Different prayer types appear to engage distinct processes. Colloquial and meditative prayer involve sharing personal struggles with God, which can function like therapeutic disclosure. Prayer can also induce relaxation and a “mindfulness” effect, with slower breathing, lower heart rate, blood pressure, and cortisol reactivity to stress [3]. Belief in divine oversight can reframe adversity as purposeful, helping gain control over events. Further, prayer activates brain networks involved in social cognition, suggesting prayer can serve as a medium for a supportive attachment with God, which provides perceived companionship. Additionally, prayer can foster "positive" emotions like hope, peace, love, and joy, improving overall well-being.
Mental health has far-reaching effects on physical health through multiple pathways—hormonal, neurological, immunological, and behavioral. For example, reduced anxiety and depression dampen HPA-axis arousal and inflammation, exhibiting smaller cortical cortisol spikes under stress, which helps protect cardiovascular and immune health [3]. Hence, prayer could indirectly reduce inflammation and cardiovascular strain.
Future studies could clarify unique mediators that differentiate prayer and mindfulness. Few studies integrate psychoneuroendocrine measures to map the full chain from prayer to mind and body. The role of intercessory prayer on the health of the person praying could be more studied. Future research should employ precise conceptual models, measure specific prayer types, utilize controlled or longitudinal designs [2], and investigate effects on both mental health (e.g., anxiety, depression) and physiology (e.g., cortisol, inflammation, cardiovascular markers).
References
[1] M. Jantos and H. Kiat, “Prayer as medicine: how much have we learned?” Medical Journal of Australia, vol. 186, no. S10, pp. S51-S53, 2007.

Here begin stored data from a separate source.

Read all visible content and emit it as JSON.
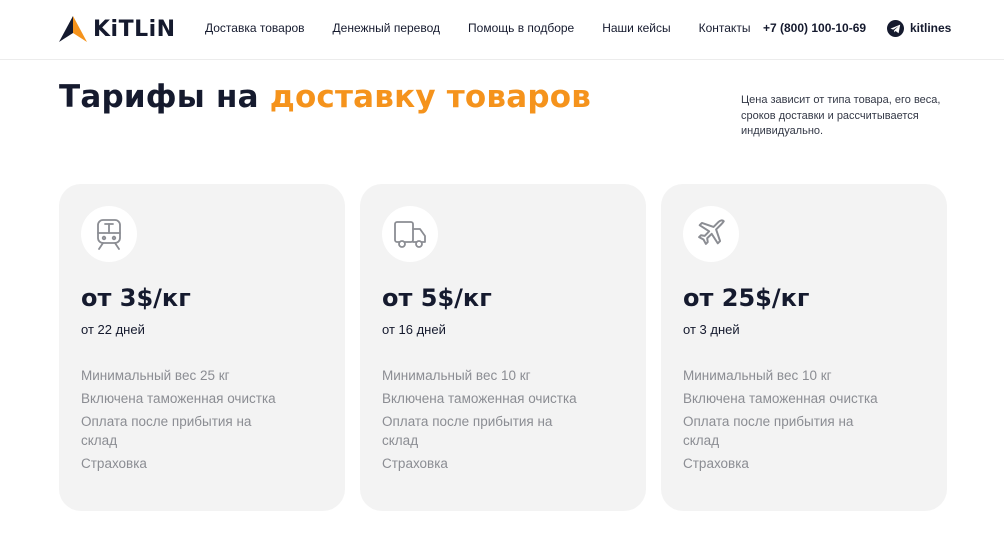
{
  "brand": {
    "name": "KiTLiN",
    "accent": "#f5931c",
    "dark": "#151a2e"
  },
  "nav": {
    "items": [
      {
        "label": "Доставка товаров"
      },
      {
        "label": "Денежный перевод"
      },
      {
        "label": "Помощь в подборе"
      },
      {
        "label": "Наши кейсы"
      },
      {
        "label": "Контакты"
      }
    ],
    "phone": "+7 (800) 100-10-69",
    "telegram": {
      "icon": "telegram-icon",
      "label": "kitlines"
    }
  },
  "hero": {
    "title_main": "Тарифы на ",
    "title_accent": "доставку товаров",
    "note": "Цена зависит от типа товара, его веса, сроков доставки и рассчитывается индивидуально."
  },
  "tariffs": [
    {
      "icon": "train-icon",
      "price": "от 3$/кг",
      "days": "от 22 дней",
      "features": [
        "Минимальный вес 25 кг",
        "Включена таможенная очистка",
        "Оплата после прибытия на склад",
        "Страховка"
      ]
    },
    {
      "icon": "truck-icon",
      "price": "от 5$/кг",
      "days": "от 16 дней",
      "features": [
        "Минимальный вес 10 кг",
        "Включена таможенная очистка",
        "Оплата после прибытия на склад",
        "Страховка"
      ]
    },
    {
      "icon": "plane-icon",
      "price": "от 25$/кг",
      "days": "от 3 дней",
      "features": [
        "Минимальный вес 10 кг",
        "Включена таможенная очистка",
        "Оплата после прибытия на склад",
        "Страховка"
      ]
    }
  ]
}
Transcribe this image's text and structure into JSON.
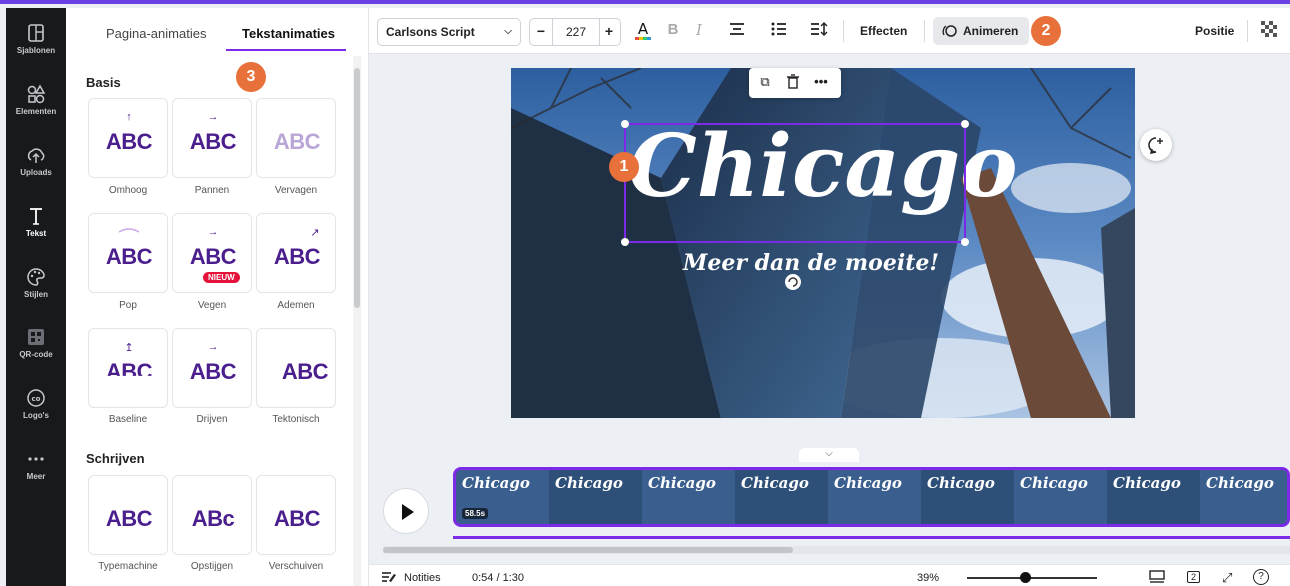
{
  "sidebar": {
    "items": [
      {
        "label": "Sjablonen",
        "icon": "templates-icon"
      },
      {
        "label": "Elementen",
        "icon": "elements-icon"
      },
      {
        "label": "Uploads",
        "icon": "upload-icon"
      },
      {
        "label": "Tekst",
        "icon": "text-icon"
      },
      {
        "label": "Stijlen",
        "icon": "palette-icon"
      },
      {
        "label": "QR-code",
        "icon": "qr-code-icon"
      },
      {
        "label": "Logo's",
        "icon": "logo-icon"
      },
      {
        "label": "Meer",
        "icon": "more-icon"
      }
    ]
  },
  "panel": {
    "tabs": [
      "Pagina-animaties",
      "Tekstanimaties"
    ],
    "sections": {
      "basis": "Basis",
      "schrijven": "Schrijven"
    },
    "basis_items": [
      {
        "label": "Omhoog",
        "preview": "ABC",
        "arrow": "↑"
      },
      {
        "label": "Pannen",
        "preview": "ABC",
        "arrow": "→"
      },
      {
        "label": "Vervagen",
        "preview": "ABC",
        "arrow": ""
      },
      {
        "label": "Pop",
        "preview": "ABC",
        "arrow": ""
      },
      {
        "label": "Vegen",
        "preview": "ABC",
        "arrow": "→",
        "badge": "NIEUW"
      },
      {
        "label": "Ademen",
        "preview": "ABC",
        "arrow": "↗"
      },
      {
        "label": "Baseline",
        "preview": "ABC",
        "arrow": "↥"
      },
      {
        "label": "Drijven",
        "preview": "ABC",
        "arrow": "→"
      },
      {
        "label": "Tektonisch",
        "preview": "ABC",
        "arrow": ""
      }
    ],
    "schrijven_items": [
      {
        "label": "Typemachine",
        "preview": "ABC"
      },
      {
        "label": "Opstijgen",
        "preview": "ABc"
      },
      {
        "label": "Verschuiven",
        "preview": "ABC"
      }
    ]
  },
  "toolbar": {
    "font": "Carlsons Script",
    "font_size": "227",
    "minus": "−",
    "plus": "+",
    "bold": "B",
    "italic": "I",
    "effects": "Effecten",
    "animate": "Animeren",
    "position": "Positie"
  },
  "canvas": {
    "title": "Chicago",
    "subtitle": "Meer dan de moeite!"
  },
  "callouts": {
    "one": "1",
    "two": "2",
    "three": "3"
  },
  "timeline": {
    "duration_badge": "58.5s",
    "frame_text": "Chicago"
  },
  "bottombar": {
    "notes": "Notities",
    "time": "0:54 / 1:30",
    "zoom": "39%",
    "pages": "2"
  },
  "colors": {
    "accent": "#7d2ae8",
    "callout": "#e8703a",
    "preview_text": "#4a1e8c",
    "new_badge": "#e5133a"
  }
}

[2] K. S. Masters and G. I. Spielmans, “Prayer and health: review, meta-analysis, and research agenda,” Journal of behavioral medicine, vol. 30, no. 4, pp. 329-338, 2007.
[3] J. Tartaro, L. J. Luecken, and H. E. Gunn, “Exploring heart and soul: effects of religiosity/spirituality and gender on blood pressure and cortisol stress responses,” Journal of health psychology, vol. 10, no. 6, pp. 753-766, 2005.